From the April 1984 issue of The Christian Science Journal


I could answer that by asking, "Why not?" Or, to reverse the popular saying, "Why ride when you can walk?" But I suspect that these answers would at best avoid or evade the meat of the matter.

We may be sure that there are reasons why Mrs. Eddy, that farsighted woman, expected Christian Scientists to write for our periodicals. Miscellaneous Writings, pp. 155-156, 271. It is not just a nicety or a courtesy extended to us by our Church. And it's not just something for us to note in passing and perhaps think, "Oh, it would be nice to see my name in print, wouldn't it?
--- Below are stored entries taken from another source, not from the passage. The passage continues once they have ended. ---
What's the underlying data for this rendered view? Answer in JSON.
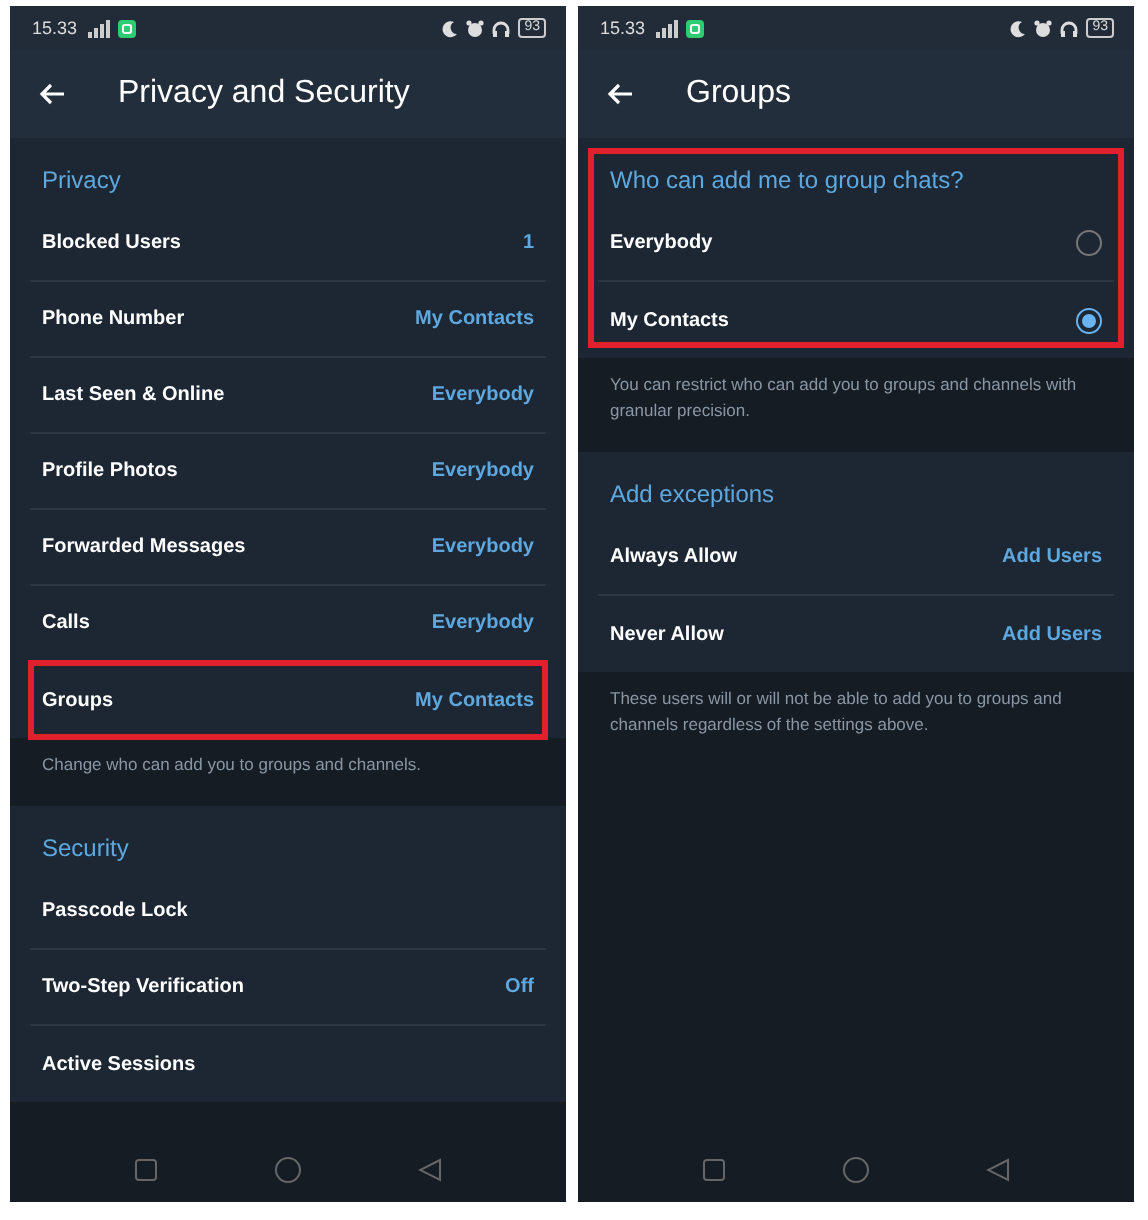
{
  "screens": [
    {
      "status_bar": {
        "time": "15.33",
        "battery": "93"
      },
      "title": "Privacy and Security",
      "sections": [
        {
          "title": "Privacy",
          "highlighted": false,
          "rows": [
            {
              "kind": "value",
              "label": "Blocked Users",
              "value": "1",
              "highlighted": false
            },
            {
              "kind": "value",
              "label": "Phone Number",
              "value": "My Contacts",
              "highlighted": false
            },
            {
              "kind": "value",
              "label": "Last Seen & Online",
              "value": "Everybody",
              "highlighted": false
            },
            {
              "kind": "value",
              "label": "Profile Photos",
              "value": "Everybody",
              "highlighted": false
            },
            {
              "kind": "value",
              "label": "Forwarded Messages",
              "value": "Everybody",
              "highlighted": false
            },
            {
              "kind": "value",
              "label": "Calls",
              "value": "Everybody",
              "highlighted": false
            },
            {
              "kind": "value",
              "label": "Groups",
              "value": "My Contacts",
              "highlighted": true
            }
          ],
          "footer": "Change who can add you to groups and channels."
        },
        {
          "title": "Security",
          "highlighted": false,
          "rows": [
            {
              "kind": "value",
              "label": "Passcode Lock",
              "highlighted": false
            },
            {
              "kind": "value",
              "label": "Two-Step Verification",
              "value": "Off",
              "highlighted": false
            },
            {
              "kind": "value",
              "label": "Active Sessions",
              "highlighted": false
            }
          ]
        }
      ]
    },
    {
      "status_bar": {
        "time": "15.33",
        "battery": "93"
      },
      "title": "Groups",
      "sections": [
        {
          "title": "Who can add me to group chats?",
          "highlighted": true,
          "rows": [
            {
              "kind": "radio",
              "label": "Everybody",
              "selected": false,
              "highlighted": false
            },
            {
              "kind": "radio",
              "label": "My Contacts",
              "selected": true,
              "highlighted": false
            }
          ],
          "footer": "You can restrict who can add you to groups and channels with granular precision."
        },
        {
          "title": "Add exceptions",
          "highlighted": false,
          "rows": [
            {
              "kind": "value",
              "label": "Always Allow",
              "value": "Add Users",
              "highlighted": false
            },
            {
              "kind": "value",
              "label": "Never Allow",
              "value": "Add Users",
              "highlighted": false
            }
          ],
          "footer": "These users will or will not be able to add you to groups and channels regardless of the settings above."
        }
      ]
    }
  ]
}
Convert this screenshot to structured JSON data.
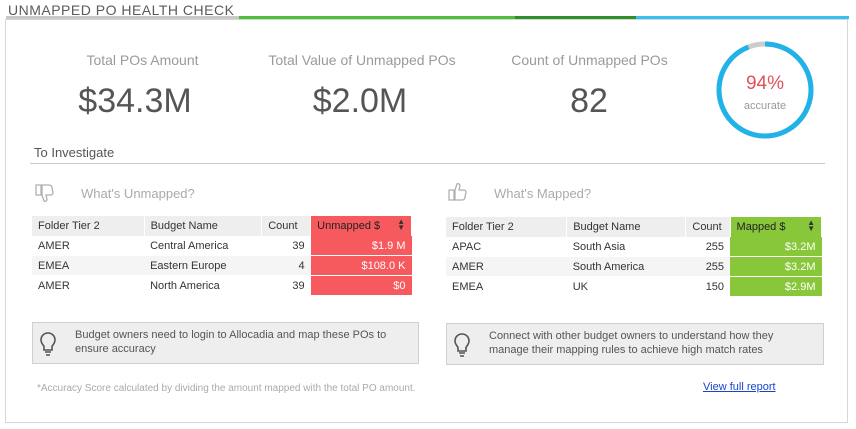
{
  "header": {
    "title": "UNMAPPED PO HEALTH CHECK"
  },
  "colors": {
    "bar_grey": "#c8c8c8",
    "bar_green": "#4fbf3a",
    "bar_dark_green": "#2f8f2a",
    "bar_blue": "#38c0ee",
    "unmapped_red": "#f75a5e",
    "mapped_green": "#88c63a",
    "gauge_blue": "#21b2e8",
    "gauge_grey": "#cccccc",
    "gauge_pct": "#e0525a"
  },
  "kpis": [
    {
      "label": "Total POs Amount",
      "value": "$34.3M"
    },
    {
      "label": "Total Value of Unmapped POs",
      "value": "$2.0M"
    },
    {
      "label": "Count of Unmapped POs",
      "value": "82"
    }
  ],
  "accuracy": {
    "percent_text": "94%",
    "label": "accurate",
    "fraction": 0.94
  },
  "investigate": {
    "title": "To Investigate"
  },
  "unmapped": {
    "heading": "What's Unmapped?",
    "icon": "thumbs-down-icon",
    "columns": [
      "Folder Tier 2",
      "Budget Name",
      "Count",
      "Unmapped $"
    ],
    "rows": [
      {
        "tier": "AMER",
        "budget": "Central America",
        "count": "39",
        "amount": "$1.9 M"
      },
      {
        "tier": "EMEA",
        "budget": "Eastern Europe",
        "count": "4",
        "amount": "$108.0 K"
      },
      {
        "tier": "AMER",
        "budget": "North America",
        "count": "39",
        "amount": "$0"
      }
    ],
    "tip": "Budget owners need to login to Allocadia and map these POs to ensure accuracy"
  },
  "mapped": {
    "heading": "What's Mapped?",
    "icon": "thumbs-up-icon",
    "columns": [
      "Folder Tier 2",
      "Budget Name",
      "Count",
      "Mapped $"
    ],
    "rows": [
      {
        "tier": "APAC",
        "budget": "South Asia",
        "count": "255",
        "amount": "$3.2M"
      },
      {
        "tier": "AMER",
        "budget": "South America",
        "count": "255",
        "amount": "$3.2M"
      },
      {
        "tier": "EMEA",
        "budget": "UK",
        "count": "150",
        "amount": "$2.9M"
      }
    ],
    "tip": "Connect with other budget owners to understand how they manage their mapping rules to achieve high match rates"
  },
  "footer": {
    "note": "*Accuracy Score calculated by dividing the amount mapped with the total PO amount.",
    "link": "View full report"
  }
}
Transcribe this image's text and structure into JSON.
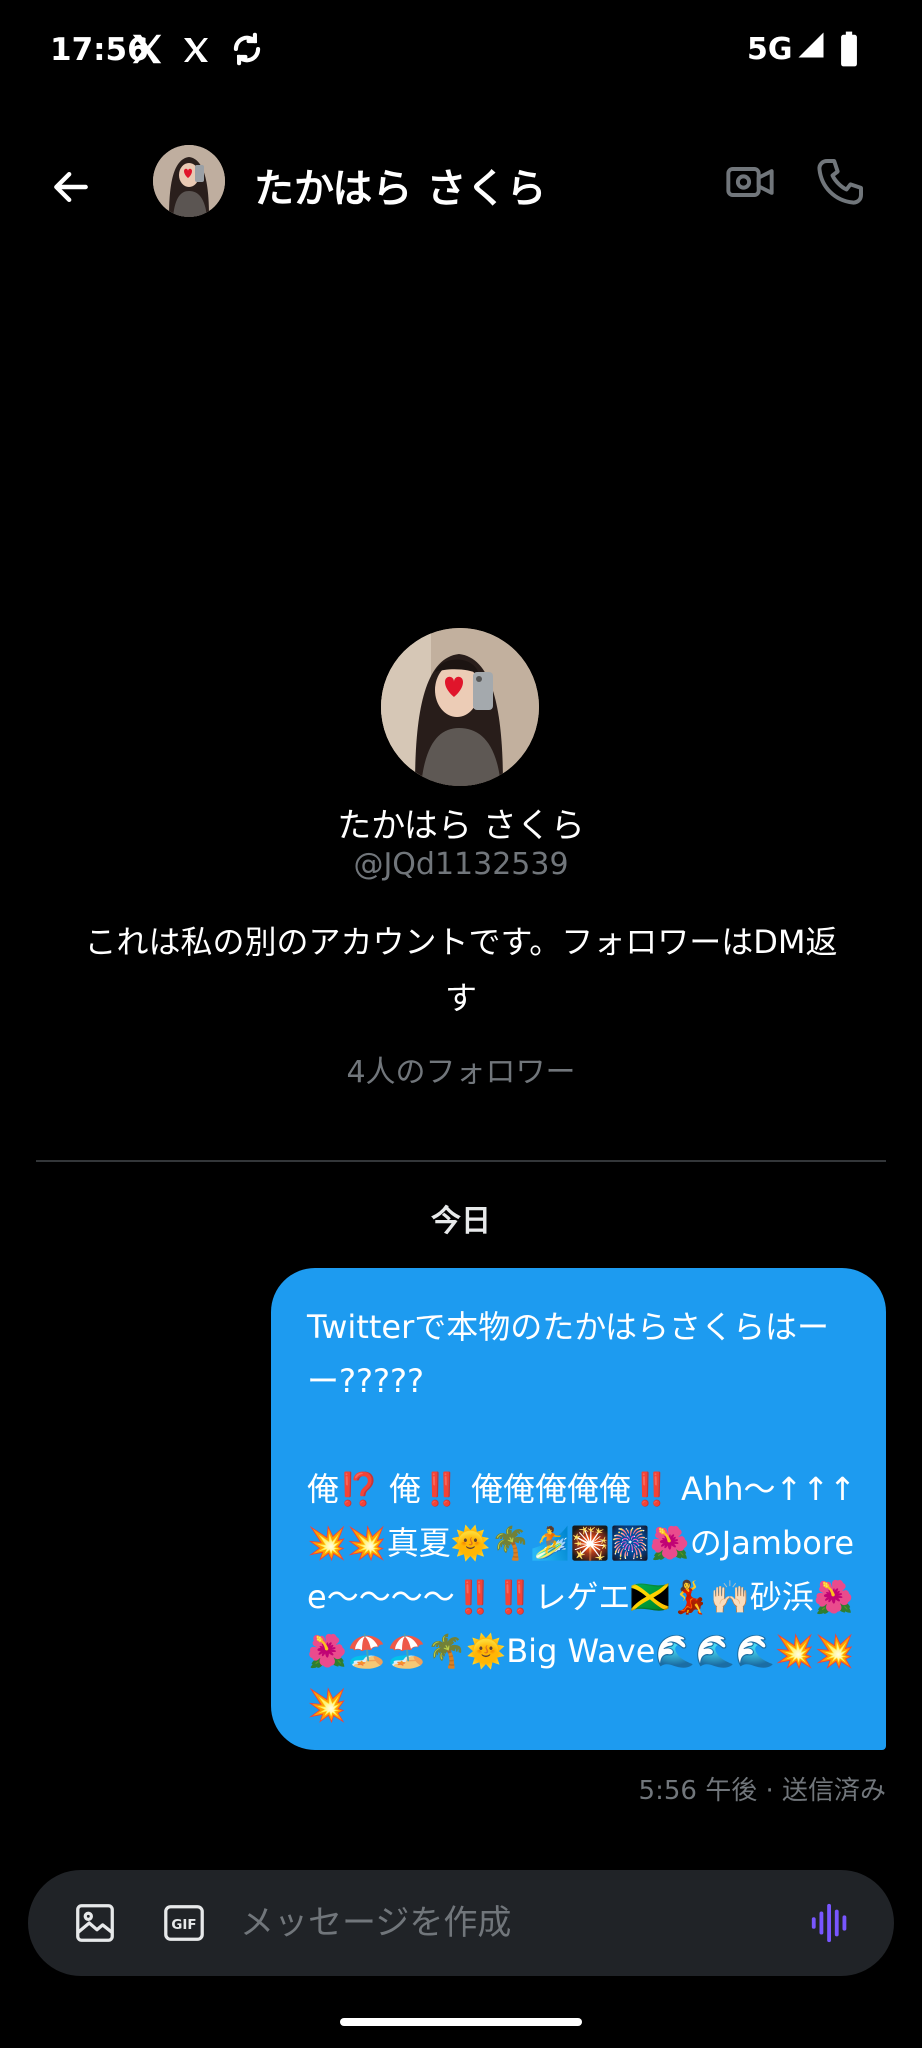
{
  "status_bar": {
    "time": "17:56",
    "network": "5G",
    "icons": [
      "x-logo-icon",
      "x-logo-icon",
      "sync-icon",
      "signal-icon",
      "battery-icon"
    ]
  },
  "header": {
    "name": "たかはら さくら",
    "icons": [
      "back-arrow-icon",
      "video-call-icon",
      "phone-icon"
    ]
  },
  "profile": {
    "name": "たかはら さくら",
    "handle": "@JQd1132539",
    "bio": "これは私の別のアカウントです。フォロワーはDM返す",
    "followers": "4人のフォロワー"
  },
  "conversation": {
    "date_label": "今日",
    "messages": [
      {
        "text": "Twitterで本物のたかはらさくらはーー?????\n\n俺⁉️ 俺‼️ 俺俺俺俺俺‼️ Ahh〜↑↑↑💥💥真夏🌞🌴🏄🎇🎆🌺のJamboree〜〜〜〜‼️‼️レゲエ🇯🇲💃🙌🏻砂浜🌺🌺🏖️🏖️🌴🌞Big Wave🌊🌊🌊💥💥💥",
        "meta": "5:56 午後 · 送信済み",
        "color": "#1d9bf0"
      }
    ]
  },
  "composer": {
    "placeholder": "メッセージを作成",
    "gif_label": "GIF",
    "icons": [
      "image-icon",
      "gif-icon",
      "voice-icon"
    ]
  },
  "colors": {
    "background": "#000000",
    "bubble": "#1d9bf0",
    "secondary_text": "#71767b",
    "accent_voice": "#7856ff"
  }
}
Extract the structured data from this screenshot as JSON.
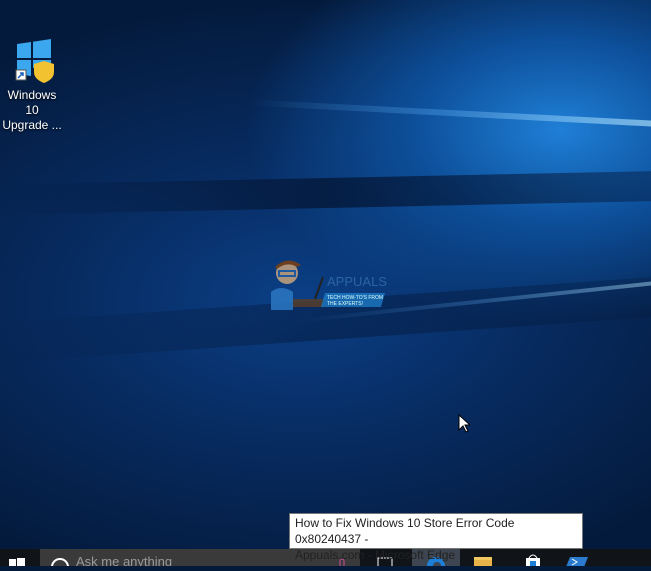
{
  "desktop": {
    "icons": [
      {
        "label_line1": "Windows 10",
        "label_line2": "Upgrade ..."
      }
    ],
    "watermark": {
      "brand": "APPUALS",
      "tagline": "TECH HOW-TO'S FROM THE EXPERTS!"
    }
  },
  "tooltip": {
    "line1": "How to Fix Windows 10 Store Error Code 0x80240437 -",
    "line2": "Appuals.com - Microsoft Edge"
  },
  "taskbar": {
    "search_placeholder": "Ask me anything",
    "apps": [
      "task-view",
      "microsoft-edge",
      "file-explorer",
      "store",
      "powershell"
    ],
    "active_color": "#3c4550"
  }
}
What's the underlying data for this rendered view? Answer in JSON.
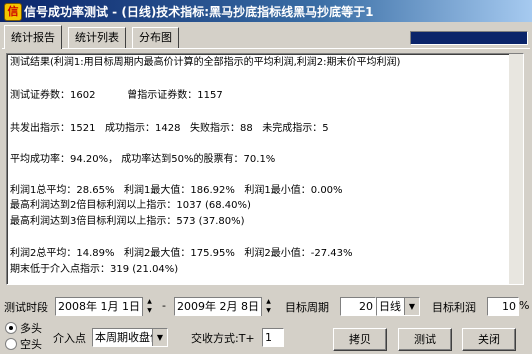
{
  "window": {
    "title": "信号成功率测试 - (日线)技术指标:黑马抄底指标线黑马抄底等于1"
  },
  "tabs": [
    {
      "label": "统计报告",
      "active": true
    },
    {
      "label": "统计列表",
      "active": false
    },
    {
      "label": "分布图",
      "active": false
    }
  ],
  "progress": {
    "fraction": 1.0
  },
  "report": {
    "lines": [
      "测试结果(利润1:用目标周期内最高价计算的全部指示的平均利润,利润2:期末价平均利润)",
      "",
      "测试证券数：1602          曾指示证券数：1157",
      "",
      "共发出指示：1521   成功指示：1428   失败指示：88   未完成指示：5",
      "",
      "平均成功率：94.20%， 成功率达到50%的股票有：70.1%",
      "",
      "利润1总平均：28.65%   利润1最大值：186.92%   利润1最小值：0.00%",
      "最高利润达到2倍目标利润以上指示：1037 (68.40%)",
      "最高利润达到3倍目标利润以上指示：573 (37.80%)",
      "",
      "利润2总平均：14.89%   利润2最大值：175.95%   利润2最小值：-27.43%",
      "期末低于介入点指示：319 (21.04%)"
    ]
  },
  "controls": {
    "period_label": "测试时段",
    "start_date": "2008年 1月 1日",
    "dash": "-",
    "end_date": "2009年 2月 8日",
    "target_period_label": "目标周期",
    "target_period_value": "20",
    "period_unit": "日线",
    "target_profit_label": "目标利润",
    "target_profit_value": "10",
    "percent": "%",
    "long_label": "多头",
    "short_label": "空头",
    "entry_label": "介入点",
    "entry_value": "本周期收盘价",
    "trade_mode_label": "交收方式:T+",
    "trade_mode_value": "1",
    "copy_button": "拷贝",
    "test_button": "测试",
    "close_button": "关闭"
  }
}
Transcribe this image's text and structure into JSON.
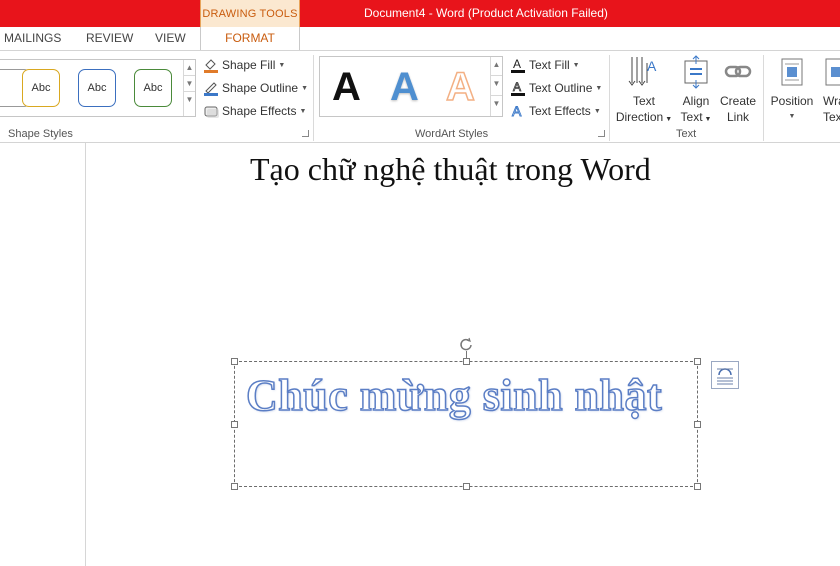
{
  "titlebar": {
    "context_label": "DRAWING TOOLS",
    "title": "Document4 -  Word (Product Activation Failed)"
  },
  "tabs": {
    "mailings": "MAILINGS",
    "review": "REVIEW",
    "view": "VIEW",
    "format": "FORMAT"
  },
  "shape_styles": {
    "group_label": "Shape Styles",
    "gallery": [
      {
        "label": "Abc",
        "border": "#d9a820"
      },
      {
        "label": "Abc",
        "border": "#3b6fbf"
      },
      {
        "label": "Abc",
        "border": "#4a8a3a"
      }
    ],
    "shape_fill": "Shape Fill",
    "shape_outline": "Shape Outline",
    "shape_effects": "Shape Effects"
  },
  "wordart_styles": {
    "group_label": "WordArt Styles",
    "gallery": [
      {
        "label": "A",
        "color": "#111111"
      },
      {
        "label": "A",
        "color": "#4f8fd0"
      },
      {
        "label": "A",
        "color": "#f3b084"
      }
    ],
    "text_fill": "Text Fill",
    "text_outline": "Text Outline",
    "text_effects": "Text Effects"
  },
  "text_group": {
    "group_label": "Text",
    "text_direction": [
      "Text",
      "Direction"
    ],
    "align_text": [
      "Align",
      "Text"
    ],
    "create_link": [
      "Create",
      "Link"
    ]
  },
  "arrange": {
    "position": "Position",
    "wrap_top": "Wra",
    "wrap_bottom": "Tex"
  },
  "document": {
    "heading": "Tạo chữ nghệ thuật trong Word",
    "wordart_text": "Chúc mừng sinh nhật"
  },
  "colors": {
    "titlebar": "#e8141b",
    "accent": "#c95c0e"
  }
}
Maybe someday . . . ." Any attempt to write for the periodicals demands a certain amount of mental effort, a honing of thought, a disciplining of an otherwise untamed element: unharnessed potential.

An untrained horse, when first brought under rein, may strike out in every direction, power and energy going to waste as the animal wildly and blindly fights against controls. Mrs. Eddy writes in Science and Health: "Mortals must emerge from this notion of material life as all-in-all. They must peck open their shells with Christian Science, and look outward and upward. But thought, loosened from a material basis but not yet instructed by Science, may become wild with freedom and so be self-contradictory." Science and Health, p. 552.